Additionaly, the lawmakers asked for documents pertaining to how the companies monitor and enforce their members’ decarbonization and net zero emissions agreements and commitments and how such agreements impact output, price, or the choices available to consumers and investors.
The companies have until July 20 to hand over the information, the letters state.
Similar letters requesting the various documents were sent to Vanguard, BlackRock, and State Street.
WEF Issues ESG Warning
ESG policies are used by some companies as a way of assessing their business practices and performance as they relate to environmental, social, and governance issues. The concept was originally developed at the United Nations Environmental Programme Financial Initiative 20 years ago.
While many companies currently embrace ESG policies, Republican lawmakers have repeatedly warned that doing so risks slashing investment returns and hampering economic growth, which could have ripple effects across the economy.
As a result, a number of Republican states have pulled out their investments in BlackRock, which owns large stakes in a substantial number of companies in the United States and worldwide, including Apple, Microsoft, and Amazon.
In May, the World Economic Forum (WEF) warned that the employment landscape will change drastically over the next five years as more and more companies embrace ESG standards and transition to green energy.
According to a WEF report, roughly 23 percent of jobs are expected to change by 2027, with around 69 million new jobs to be created and 83 million eliminated, resulting in a decrease of 14 million jobs, or 2 percent of current employment.
House Republicans’ letter comes as they are investigating a string of climate groups that they claim are violating federal antitrust laws in their effort to push the ESG agenda.
In May, Rep.
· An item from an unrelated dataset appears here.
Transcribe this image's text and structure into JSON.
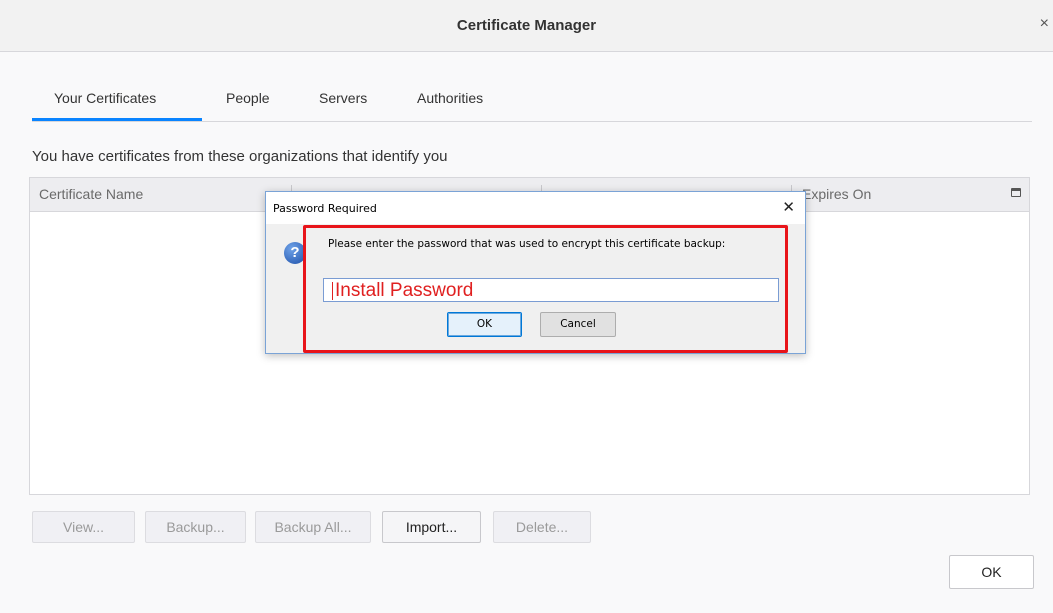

Jordan also sent a letter to the CEO of Ceres, a nonprofit organization and a co-founder of Climate Action 100+, stating that its ESG agenda could also be violating federal antitrust laws.
BlackRock said in a statement to Bloomberg that its “sole focus as a fiduciary is seeking the best financial outcomes for our clients, consistent with their investment objectives.”
“We look forward to engaging with the committee on how we do that,” the spokesperson added.
The Epoch Times has contacted the other companies for comment.